In the parlance of today's teenagers, Japanese culture is attractive because it feels "random", says Rob Marjenberg, a director of Sydney-based Heartbeat trends. Teens are now very visually literate, he says, and the eclecticism of Japanese pop art bright backgrounds, textures, and big-eyed characters accompanied by strange, sped-up music is appealing. Younger people are travelling to Japan more, he says, while in Australia they now regularly eat the likes of sushi, "the McDonald's of the urban office worker".
Kathy Baylor, a New York-based researcher for Trendwatching.com, says Japan's influence as the "leading exporter of pop culture cool" can be seen in Quentin Tarantino's Kill Bill films, the adaptation of the Japanese horror hit The Ring and the burgeoning popularity of Japanese director Beat Takeshi's movies. US director Sofia Coppola made the hit film Lost In Translation to convey how much she loved Tokyo.
The Japanese culture of kawaii or "cuteness" is increasingly pervasive in the West, too. Think of the Hello Kitty cat design, which has been around for 30 years now. Japanese teenage girls and women in their 20s are now such an important yardstick for pop culture marketeers because they're in the right place with cash to spare, says Baylor. Japanese tradition holds that a girl live rent-free with her parents until she marries. As a result, says Baylor, you get a human "demo with lots of expendable income".

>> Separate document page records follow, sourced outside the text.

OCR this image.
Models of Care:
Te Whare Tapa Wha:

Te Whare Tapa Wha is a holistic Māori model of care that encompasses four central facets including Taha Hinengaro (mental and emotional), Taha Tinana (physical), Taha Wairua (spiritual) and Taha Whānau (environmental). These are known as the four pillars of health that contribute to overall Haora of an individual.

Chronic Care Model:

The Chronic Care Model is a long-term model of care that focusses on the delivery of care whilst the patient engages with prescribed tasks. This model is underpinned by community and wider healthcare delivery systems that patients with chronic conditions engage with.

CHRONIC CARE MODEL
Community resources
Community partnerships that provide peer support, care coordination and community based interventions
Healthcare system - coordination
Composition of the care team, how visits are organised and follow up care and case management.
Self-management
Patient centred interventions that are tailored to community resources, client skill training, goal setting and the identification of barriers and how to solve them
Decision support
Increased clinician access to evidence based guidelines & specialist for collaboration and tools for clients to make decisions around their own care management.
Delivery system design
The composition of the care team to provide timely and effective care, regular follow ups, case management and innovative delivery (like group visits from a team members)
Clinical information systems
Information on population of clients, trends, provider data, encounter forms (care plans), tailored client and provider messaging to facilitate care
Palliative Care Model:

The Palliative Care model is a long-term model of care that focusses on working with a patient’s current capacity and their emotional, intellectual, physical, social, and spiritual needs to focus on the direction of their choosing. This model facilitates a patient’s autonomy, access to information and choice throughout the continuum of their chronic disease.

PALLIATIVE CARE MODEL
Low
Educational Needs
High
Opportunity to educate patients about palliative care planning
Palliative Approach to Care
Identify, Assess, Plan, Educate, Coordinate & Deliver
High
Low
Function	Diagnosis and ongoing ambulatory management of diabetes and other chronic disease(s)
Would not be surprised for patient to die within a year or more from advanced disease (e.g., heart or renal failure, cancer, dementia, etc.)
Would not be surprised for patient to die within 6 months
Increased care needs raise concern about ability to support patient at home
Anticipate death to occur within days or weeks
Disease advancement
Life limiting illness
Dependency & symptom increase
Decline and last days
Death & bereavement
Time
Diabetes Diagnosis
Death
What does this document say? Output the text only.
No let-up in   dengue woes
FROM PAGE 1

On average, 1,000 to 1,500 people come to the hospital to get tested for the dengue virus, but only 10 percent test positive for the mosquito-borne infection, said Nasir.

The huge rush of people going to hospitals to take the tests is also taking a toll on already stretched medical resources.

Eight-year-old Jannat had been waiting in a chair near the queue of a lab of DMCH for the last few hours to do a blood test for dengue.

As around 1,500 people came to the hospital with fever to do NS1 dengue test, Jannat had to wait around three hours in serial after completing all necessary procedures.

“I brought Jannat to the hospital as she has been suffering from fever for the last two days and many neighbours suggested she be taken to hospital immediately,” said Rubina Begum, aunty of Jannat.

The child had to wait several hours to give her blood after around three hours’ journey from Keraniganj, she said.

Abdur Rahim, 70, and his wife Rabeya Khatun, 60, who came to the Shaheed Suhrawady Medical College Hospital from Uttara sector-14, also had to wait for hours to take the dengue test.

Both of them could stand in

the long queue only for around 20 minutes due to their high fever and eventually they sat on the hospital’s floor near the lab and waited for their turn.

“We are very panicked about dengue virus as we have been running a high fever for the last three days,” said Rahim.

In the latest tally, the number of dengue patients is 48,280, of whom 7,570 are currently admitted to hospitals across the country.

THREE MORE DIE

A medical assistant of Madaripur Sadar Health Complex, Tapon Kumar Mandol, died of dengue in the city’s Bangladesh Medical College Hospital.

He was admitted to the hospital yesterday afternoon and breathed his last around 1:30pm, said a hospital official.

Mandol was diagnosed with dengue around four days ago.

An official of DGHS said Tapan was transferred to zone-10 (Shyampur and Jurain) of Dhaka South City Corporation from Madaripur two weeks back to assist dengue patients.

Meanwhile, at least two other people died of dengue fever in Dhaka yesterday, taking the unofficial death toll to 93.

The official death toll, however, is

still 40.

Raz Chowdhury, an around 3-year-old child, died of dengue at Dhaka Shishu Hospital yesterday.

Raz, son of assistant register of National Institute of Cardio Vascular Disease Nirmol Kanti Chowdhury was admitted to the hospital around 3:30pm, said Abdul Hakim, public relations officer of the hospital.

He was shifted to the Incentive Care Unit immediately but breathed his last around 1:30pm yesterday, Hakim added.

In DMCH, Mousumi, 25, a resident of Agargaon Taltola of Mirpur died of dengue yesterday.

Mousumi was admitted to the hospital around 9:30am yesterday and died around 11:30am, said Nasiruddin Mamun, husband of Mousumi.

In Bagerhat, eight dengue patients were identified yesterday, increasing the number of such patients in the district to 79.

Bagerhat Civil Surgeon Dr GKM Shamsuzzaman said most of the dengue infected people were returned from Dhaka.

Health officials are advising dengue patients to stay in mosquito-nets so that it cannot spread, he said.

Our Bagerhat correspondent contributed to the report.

If Generation Xers and baby-boomers fear they're missing the tsunami, consider what you might not have recognised as vintage anime and manga that has influenced the current wave. The late Osamu Tezuka, dubbed the God of Japanese comics, created Astroboy and Kimba The White Lion, seen on Australian screens at various times since the 1960s.
While Japanese academic studies in Australia boomed in the 1980s and early 1990s, fewer Australians have been learning the language since 1996. Armor says while the popularity of Japanese pop culture is rising here via English translations, learning the language helps students better understand the ideas and ideology behind manga and anime.
Worldwide, however, the Marubeni Institute estimates there are 3 million people outside Japan learning Japanese. Kinokuniya, the Japanese multinational book store, has seen manga sales rise 400 per cent in the two years its branch has been open in George Street, says the store's comics consultant Wai Chew Chan.
The most popular titles are anime tie-ins: Naruto, the ninja student; Rurouni Kenshin, a samurai epic, and Love Hina, a 14-volume epic about a man who inherits his grandmother's bathhouse, of all things. Chan says teenagers half of whom are Caucasian are the biggest buyers.
Whether the trend in Australia could ever mimic Tokyo, where commuters buy manga as often as newspapers, is unlikely, given manga is mass produced and thus cheaper in Japan. But the boom is undeniably here. The manga stories are prized for being long, engaging and often slowly paced. "I don't think it's a fad," says Chan. "People are learning to see comics as a way of reading."